Le terme anglais « torture porn » définit, depuis le début des années 2000, un sous-genre cinématographique du cinéma d'horreur et d'exploitation dont les origines filmisques sont antérieures[1]. C'est le journaliste David Edelstein qui parle pour la première fois de ce genre en 2006 dans un article du New York Magazine intitulé « Now Playing at your local Megaplex: Torture Porn[2]. »
Steve Jones, auteur d'une monographie en 2013 sur le torture porn, propose une délimitation en trois points : des films réalisés après 2003 ; comportant rapt, bandage, captivité, et torture (mentale ou physique) ; et appartenant plus largement au genre horrifique[3],[4].
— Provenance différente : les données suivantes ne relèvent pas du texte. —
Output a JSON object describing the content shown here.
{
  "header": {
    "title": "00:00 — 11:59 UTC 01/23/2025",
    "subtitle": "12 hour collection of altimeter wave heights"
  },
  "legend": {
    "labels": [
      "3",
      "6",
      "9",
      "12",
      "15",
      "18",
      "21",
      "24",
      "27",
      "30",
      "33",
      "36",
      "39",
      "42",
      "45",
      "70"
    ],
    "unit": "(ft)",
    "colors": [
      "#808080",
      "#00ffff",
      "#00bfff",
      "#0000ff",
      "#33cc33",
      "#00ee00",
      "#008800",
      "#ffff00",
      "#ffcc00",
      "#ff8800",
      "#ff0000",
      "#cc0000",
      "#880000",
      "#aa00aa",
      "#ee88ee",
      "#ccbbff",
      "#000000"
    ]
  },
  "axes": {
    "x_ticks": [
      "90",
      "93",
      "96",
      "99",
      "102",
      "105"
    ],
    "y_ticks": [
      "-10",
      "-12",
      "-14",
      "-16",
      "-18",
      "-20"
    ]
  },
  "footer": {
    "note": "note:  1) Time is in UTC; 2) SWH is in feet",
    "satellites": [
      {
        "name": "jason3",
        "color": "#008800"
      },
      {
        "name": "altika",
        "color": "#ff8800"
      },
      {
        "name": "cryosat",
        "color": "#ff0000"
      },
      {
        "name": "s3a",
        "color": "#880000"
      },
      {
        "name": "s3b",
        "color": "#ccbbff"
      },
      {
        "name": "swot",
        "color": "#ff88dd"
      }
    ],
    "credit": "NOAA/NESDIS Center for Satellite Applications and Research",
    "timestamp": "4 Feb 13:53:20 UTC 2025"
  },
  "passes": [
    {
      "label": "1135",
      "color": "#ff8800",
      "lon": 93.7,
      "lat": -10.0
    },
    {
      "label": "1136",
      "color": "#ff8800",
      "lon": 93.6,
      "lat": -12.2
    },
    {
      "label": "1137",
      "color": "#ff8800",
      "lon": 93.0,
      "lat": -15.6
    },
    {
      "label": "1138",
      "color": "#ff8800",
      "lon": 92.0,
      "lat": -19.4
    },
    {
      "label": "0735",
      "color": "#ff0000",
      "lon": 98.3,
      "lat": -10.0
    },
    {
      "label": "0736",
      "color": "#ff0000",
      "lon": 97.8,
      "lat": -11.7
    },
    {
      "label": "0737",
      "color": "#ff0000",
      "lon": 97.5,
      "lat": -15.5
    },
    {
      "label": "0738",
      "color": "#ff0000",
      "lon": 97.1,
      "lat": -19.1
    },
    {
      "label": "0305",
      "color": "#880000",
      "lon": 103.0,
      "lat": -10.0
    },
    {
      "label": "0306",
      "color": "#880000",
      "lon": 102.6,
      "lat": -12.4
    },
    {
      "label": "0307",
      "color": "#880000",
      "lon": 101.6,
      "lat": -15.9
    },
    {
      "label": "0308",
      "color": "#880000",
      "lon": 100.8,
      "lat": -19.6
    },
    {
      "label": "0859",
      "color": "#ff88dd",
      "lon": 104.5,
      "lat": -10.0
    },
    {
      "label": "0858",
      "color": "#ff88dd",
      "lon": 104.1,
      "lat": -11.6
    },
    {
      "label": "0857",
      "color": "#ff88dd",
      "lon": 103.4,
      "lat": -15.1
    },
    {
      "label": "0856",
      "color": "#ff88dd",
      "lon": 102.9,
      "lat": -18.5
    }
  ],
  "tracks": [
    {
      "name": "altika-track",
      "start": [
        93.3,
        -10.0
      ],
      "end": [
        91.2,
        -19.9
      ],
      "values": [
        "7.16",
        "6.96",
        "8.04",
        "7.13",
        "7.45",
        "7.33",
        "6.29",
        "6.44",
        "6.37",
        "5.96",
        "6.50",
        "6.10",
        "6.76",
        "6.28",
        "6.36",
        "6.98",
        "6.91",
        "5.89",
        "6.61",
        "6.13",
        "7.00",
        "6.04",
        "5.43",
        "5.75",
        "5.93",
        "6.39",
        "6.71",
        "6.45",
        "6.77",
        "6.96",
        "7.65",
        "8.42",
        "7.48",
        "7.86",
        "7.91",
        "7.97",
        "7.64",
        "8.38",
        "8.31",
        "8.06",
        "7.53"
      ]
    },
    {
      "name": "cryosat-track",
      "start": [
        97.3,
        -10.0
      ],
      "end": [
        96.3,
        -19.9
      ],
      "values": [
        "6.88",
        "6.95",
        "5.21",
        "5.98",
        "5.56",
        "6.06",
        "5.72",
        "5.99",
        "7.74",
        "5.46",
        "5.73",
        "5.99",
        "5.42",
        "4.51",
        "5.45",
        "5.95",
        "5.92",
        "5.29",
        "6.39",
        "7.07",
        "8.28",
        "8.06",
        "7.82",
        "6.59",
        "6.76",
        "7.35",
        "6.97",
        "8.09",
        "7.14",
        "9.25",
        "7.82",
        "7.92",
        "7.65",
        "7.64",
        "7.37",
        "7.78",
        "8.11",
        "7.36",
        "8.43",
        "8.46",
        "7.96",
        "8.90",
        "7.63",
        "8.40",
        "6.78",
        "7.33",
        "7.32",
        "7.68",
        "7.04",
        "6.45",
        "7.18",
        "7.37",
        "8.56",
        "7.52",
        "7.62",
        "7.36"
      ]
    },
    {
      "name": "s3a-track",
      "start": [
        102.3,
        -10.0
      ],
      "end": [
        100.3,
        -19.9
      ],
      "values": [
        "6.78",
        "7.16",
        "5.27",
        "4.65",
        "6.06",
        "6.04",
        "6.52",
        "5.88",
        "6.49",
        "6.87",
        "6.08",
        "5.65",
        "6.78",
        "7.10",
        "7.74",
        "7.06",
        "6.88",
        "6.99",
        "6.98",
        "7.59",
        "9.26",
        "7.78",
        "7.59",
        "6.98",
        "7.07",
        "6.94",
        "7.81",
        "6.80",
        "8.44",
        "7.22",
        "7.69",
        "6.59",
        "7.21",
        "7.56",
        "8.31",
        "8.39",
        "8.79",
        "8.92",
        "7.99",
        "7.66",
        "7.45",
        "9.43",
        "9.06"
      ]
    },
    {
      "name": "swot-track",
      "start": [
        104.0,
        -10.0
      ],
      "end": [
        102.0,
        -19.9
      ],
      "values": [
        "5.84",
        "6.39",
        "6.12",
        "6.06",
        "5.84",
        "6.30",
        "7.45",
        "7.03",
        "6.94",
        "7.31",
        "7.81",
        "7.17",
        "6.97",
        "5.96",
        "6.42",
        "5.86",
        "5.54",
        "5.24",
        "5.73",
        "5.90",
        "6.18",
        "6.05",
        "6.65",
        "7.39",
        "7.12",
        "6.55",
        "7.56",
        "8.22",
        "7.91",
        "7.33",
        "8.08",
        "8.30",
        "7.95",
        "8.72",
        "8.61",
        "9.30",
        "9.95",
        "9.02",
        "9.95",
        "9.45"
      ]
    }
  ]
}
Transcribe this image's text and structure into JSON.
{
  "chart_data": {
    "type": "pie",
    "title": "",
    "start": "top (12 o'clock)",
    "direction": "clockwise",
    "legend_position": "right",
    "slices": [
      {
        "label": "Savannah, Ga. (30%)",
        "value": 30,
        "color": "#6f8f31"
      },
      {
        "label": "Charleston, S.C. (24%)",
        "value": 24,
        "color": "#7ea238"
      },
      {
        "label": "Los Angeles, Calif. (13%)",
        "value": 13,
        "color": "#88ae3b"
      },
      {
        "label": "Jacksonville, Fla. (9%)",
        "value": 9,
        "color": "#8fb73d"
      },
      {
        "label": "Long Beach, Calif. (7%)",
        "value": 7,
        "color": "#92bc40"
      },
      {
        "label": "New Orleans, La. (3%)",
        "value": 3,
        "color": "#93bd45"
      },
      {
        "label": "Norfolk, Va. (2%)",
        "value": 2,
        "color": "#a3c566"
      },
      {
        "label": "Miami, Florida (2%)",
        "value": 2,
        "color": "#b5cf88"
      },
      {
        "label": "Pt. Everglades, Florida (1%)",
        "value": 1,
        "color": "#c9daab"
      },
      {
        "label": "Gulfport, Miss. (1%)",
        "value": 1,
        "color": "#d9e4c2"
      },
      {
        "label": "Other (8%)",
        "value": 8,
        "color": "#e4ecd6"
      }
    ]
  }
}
Il s'agit d'histoires dramatiques, souvent désespérées et rarement avec un « happy end », où des individus vont se retrouver à la merci de sadiques pervers agissant en solo mais aussi quelquefois en groupe. Les victimes seront soumises à toutes sortes de brutalités, de tortures et autres atrocités qui les mèneront généralement à une issue fatale.
Le « torture porn » ne connaît pas seulement un courant nord-américain mais aussi asiatique et européen, les blockbusters produits par de grands groupes cinématographiques voisinant aussi avec quantité de petites productions indépendantes, souvent d'ailleurs bien plus choquantes.